Metáforas intempestivas

Metáforas intempestivas 

 

Sebastiano Mónada

 

 




 





Hay que odiarse a sí mismos, 

aterradoramente,

para traspasar ese odio 

a la destrucción descomunal 

de ciudades.

 

Hay que odiar a la vida y culparla de todo 

para asesinarla en cada manifestación vital 

donde proliferante y pletórica aparece.

 

Hay que labrar largamente un rencor infernal 

para desgargar endemoniadamente esta furia

sobre el cuerpo martirizado de poblaciones ocupadas.

 

Hay que convertirse en monstruosidades espantosas

para cometer genocidios y sembrar el horror.

 

Hay que ser extremadamente indolentes 

para decir que son puestas en escena, 

después de haber perpetrado crímenes 

atroces,

reiterados de lesa humanidad.

 

La imaginación del burócrata delirante 

y extravagante 

considera, 

en descargo, 

que la destrucción apocalíptica 

de ciudades 

es montaje mediático.

 

El despotismo posmoderno confunde 

la realidad con sus deseos de grandeza,

hundido en sus frustraciones acumuladas 

como cordilleras volcánicas.

Inventa una realidad inexistente, 

fantasmagórica,

para aplacar sus confusiones abrumadoras 

y su diseminación arenosa.

 

La pesadilla atormenta al tirano dormido, 

cuando despierta la realiza 

con desesperación culpable.

 

Siembra muchedumbres de cadáveres 

como semillas fúnebres,

haciendo crecer urbes demolidas

 y cementerios humanos.

 

Sus enemigos imaginados y concretos

lo acusan de ser despiadado,

acarreando,

ellos,

los otros,

en sus sinuosos recorridos 

anteriores genocidios archivados

en los recovecos de la memoria empolvada 

de las narraciones burocráticas.

 

Amigos y enemigos se enfrentan 

en toda clase de guerras,

sucias, comunicativas, cibernéticas, 

discursivas,

frías, tibias, calientes, gélidas 

e infernales.

 

Creen que están solo ellos en el mundo,

convertido en teatro cruel de la concurrencia 

de los señores de la guerra y del capital.

 

Amigos y enemigos ignoran a sus pueblos.

Son apenas sombras confundidas

en la sala oscura de la platea 

y en lo opacos palcos,

colgados en la pared de la marea

silenciosa y anónima.

 

Son reducidos a públicos silenciosos 

que aplauden o lloran el drama 

de los gobernantes,

la casta política apoltronada

y escandalosa,

de las celebridades fotografiadas

y radiantes,

de los empresarios más ricos 

puestos en la lista de Forbes.

 

Lloran los desamores de las noblezas pagadas 

por el erario de la monarquía constitucional.
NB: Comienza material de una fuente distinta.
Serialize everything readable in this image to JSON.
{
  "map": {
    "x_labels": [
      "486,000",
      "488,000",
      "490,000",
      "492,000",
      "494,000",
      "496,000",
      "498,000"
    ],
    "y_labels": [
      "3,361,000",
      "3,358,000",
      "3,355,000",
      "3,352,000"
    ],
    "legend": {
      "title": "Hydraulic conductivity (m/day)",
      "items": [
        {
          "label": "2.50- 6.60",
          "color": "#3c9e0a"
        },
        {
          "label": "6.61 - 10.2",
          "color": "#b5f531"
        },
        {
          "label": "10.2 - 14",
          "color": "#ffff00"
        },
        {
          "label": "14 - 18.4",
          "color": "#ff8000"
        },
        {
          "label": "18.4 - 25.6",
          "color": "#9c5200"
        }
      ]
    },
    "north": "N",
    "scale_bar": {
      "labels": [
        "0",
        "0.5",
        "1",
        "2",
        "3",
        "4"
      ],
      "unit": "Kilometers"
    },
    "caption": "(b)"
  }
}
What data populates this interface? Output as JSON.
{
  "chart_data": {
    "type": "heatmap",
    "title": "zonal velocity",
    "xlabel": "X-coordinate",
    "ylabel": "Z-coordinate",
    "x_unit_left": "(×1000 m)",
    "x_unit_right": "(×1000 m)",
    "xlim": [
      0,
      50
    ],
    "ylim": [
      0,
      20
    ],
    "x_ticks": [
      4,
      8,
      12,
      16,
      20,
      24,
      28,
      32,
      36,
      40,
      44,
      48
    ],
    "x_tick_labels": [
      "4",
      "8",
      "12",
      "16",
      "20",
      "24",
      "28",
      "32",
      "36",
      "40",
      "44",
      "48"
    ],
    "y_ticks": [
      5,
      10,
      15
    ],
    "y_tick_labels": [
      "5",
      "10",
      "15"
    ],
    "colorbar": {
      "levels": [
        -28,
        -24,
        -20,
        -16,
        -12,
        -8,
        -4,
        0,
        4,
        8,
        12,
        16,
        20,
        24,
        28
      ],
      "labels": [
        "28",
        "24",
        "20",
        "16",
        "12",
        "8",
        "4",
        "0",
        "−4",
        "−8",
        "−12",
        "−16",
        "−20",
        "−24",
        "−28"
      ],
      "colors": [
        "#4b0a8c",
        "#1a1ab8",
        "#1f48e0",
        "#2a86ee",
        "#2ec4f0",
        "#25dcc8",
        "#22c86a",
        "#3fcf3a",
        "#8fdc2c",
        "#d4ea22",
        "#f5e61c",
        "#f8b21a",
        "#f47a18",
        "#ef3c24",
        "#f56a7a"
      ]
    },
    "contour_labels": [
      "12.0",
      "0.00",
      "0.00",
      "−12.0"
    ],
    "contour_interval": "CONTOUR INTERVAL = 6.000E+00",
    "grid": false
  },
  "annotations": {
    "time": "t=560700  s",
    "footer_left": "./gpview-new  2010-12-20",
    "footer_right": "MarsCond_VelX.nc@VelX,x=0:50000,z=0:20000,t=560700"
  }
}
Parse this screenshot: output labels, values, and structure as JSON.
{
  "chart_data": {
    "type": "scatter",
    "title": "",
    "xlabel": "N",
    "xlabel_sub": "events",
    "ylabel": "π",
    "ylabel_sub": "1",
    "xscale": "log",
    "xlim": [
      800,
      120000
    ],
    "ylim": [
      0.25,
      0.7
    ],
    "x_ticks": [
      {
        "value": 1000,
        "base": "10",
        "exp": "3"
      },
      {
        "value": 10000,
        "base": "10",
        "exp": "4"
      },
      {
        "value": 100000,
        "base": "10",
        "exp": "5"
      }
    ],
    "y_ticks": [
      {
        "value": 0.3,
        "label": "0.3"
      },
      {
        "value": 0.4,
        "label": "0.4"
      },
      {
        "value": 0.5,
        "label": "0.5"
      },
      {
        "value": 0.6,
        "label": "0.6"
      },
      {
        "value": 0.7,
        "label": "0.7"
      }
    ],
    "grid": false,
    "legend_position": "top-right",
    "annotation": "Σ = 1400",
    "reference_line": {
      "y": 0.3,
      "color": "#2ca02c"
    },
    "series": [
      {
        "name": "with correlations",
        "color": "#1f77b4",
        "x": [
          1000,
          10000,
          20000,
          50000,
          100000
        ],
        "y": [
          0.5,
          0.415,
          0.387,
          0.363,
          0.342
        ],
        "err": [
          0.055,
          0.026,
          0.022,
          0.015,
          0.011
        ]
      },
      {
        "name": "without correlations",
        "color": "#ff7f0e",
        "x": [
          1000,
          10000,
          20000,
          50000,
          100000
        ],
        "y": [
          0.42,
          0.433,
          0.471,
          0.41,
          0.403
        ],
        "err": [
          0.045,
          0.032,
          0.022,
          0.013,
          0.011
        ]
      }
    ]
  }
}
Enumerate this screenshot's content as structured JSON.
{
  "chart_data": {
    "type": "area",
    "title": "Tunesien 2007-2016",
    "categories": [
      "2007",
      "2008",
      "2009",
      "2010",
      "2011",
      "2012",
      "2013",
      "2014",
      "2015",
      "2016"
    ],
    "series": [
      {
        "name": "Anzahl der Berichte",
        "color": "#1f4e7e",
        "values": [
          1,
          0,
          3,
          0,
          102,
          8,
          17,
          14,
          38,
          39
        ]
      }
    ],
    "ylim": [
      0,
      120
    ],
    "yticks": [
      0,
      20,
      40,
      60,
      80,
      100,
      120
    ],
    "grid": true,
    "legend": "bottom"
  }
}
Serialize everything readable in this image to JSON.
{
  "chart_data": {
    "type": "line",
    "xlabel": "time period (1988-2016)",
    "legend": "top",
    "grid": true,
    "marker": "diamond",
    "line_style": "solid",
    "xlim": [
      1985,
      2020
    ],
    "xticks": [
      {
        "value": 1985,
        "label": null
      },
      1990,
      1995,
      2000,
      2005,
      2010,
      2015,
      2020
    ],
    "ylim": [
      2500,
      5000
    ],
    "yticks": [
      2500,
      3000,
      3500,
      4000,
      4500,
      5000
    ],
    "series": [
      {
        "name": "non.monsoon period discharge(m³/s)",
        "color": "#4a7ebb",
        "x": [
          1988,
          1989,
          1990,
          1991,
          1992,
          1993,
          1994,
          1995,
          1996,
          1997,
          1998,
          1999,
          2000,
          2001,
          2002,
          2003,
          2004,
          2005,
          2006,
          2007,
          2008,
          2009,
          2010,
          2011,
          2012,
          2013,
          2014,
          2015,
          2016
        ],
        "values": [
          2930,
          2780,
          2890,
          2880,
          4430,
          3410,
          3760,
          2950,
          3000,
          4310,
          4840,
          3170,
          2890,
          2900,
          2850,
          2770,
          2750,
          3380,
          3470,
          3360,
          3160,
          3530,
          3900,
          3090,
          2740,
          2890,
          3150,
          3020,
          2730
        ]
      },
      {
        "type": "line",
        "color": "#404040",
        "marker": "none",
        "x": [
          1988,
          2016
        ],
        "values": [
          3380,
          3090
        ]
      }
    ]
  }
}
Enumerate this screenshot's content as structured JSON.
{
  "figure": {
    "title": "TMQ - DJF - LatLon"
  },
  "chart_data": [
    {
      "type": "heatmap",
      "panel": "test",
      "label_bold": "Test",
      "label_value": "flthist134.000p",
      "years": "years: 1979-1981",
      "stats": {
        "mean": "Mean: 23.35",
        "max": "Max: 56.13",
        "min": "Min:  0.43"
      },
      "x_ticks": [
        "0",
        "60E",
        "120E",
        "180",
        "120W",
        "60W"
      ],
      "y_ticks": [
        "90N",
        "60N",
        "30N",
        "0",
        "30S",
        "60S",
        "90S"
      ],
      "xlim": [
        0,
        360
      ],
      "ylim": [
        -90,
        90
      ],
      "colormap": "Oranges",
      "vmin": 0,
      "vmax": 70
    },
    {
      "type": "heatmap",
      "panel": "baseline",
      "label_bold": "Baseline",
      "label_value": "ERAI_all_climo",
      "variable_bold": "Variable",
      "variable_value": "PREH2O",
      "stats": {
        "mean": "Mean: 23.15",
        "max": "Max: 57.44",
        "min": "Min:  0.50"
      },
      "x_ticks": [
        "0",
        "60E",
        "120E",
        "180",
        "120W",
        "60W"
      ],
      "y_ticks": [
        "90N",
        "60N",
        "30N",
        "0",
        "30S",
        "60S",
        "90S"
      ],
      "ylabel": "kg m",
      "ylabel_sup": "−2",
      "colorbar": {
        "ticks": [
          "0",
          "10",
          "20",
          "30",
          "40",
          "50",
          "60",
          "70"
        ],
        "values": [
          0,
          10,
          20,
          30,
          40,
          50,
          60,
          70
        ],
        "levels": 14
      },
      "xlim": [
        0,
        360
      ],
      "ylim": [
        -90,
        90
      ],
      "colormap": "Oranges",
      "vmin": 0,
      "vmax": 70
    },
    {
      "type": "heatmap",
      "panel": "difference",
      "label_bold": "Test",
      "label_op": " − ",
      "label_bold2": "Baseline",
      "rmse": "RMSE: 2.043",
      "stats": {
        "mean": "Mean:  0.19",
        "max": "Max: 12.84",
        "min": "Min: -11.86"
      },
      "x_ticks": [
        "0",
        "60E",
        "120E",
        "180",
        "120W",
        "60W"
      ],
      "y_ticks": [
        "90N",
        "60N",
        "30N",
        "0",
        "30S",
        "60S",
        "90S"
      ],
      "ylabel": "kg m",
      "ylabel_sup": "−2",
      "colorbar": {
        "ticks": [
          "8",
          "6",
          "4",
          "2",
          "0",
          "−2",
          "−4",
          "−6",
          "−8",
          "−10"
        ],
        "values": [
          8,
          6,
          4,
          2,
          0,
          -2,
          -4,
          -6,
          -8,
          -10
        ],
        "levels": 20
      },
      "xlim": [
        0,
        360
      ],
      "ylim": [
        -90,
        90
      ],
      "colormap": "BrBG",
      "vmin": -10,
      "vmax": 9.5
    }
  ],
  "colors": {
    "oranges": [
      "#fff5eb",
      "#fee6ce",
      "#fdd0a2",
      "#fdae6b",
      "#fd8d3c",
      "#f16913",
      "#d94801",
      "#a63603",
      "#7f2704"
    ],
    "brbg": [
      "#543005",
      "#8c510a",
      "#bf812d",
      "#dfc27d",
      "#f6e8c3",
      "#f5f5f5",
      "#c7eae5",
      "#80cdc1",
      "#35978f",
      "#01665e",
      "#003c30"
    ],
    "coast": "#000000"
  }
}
Pero las propias tragedias y dramas 

de multitudes son invisibilizadas,

de pueblos nativos persistentes

son borradas por la pulcra afasia

de las dominaciones institucionalizadas.

 

Los pueblos no existen para el imaginario burocrático 

del orden apoteósico de las instituciones mundiales 

y añejadas nacionalidades,

vernáculas racialidades reclamadas

como autóctonas.

Solo aparecen en las crónicas rojas o amarillas,

o cómo víctimas de los enemigos endemoniados.

 

Los pueblos solo están para aplaudir o votar,

cuando interpelan y se movilizan 

son interceptados por guardias pretorianos,

son minuciosamente interrogados

por sus soterradas intenciones conspirativas,

son acusados de despertar al fantasma 

del repentino terrorismo,

son juzgados por jueces obedientes

y encarcelados por policías matones.

 

Si los pueblos tenaces

insisten en sus demandas 

y movimientos masivos

son, 

por último, 

fusilados para escarmiento,

dejando como ejemplo la huella amenazante 

de las pisadas hendidas en el suelo desierto 

por los pasos siniestros de la represión 

y el anquilosado Estado de excepción.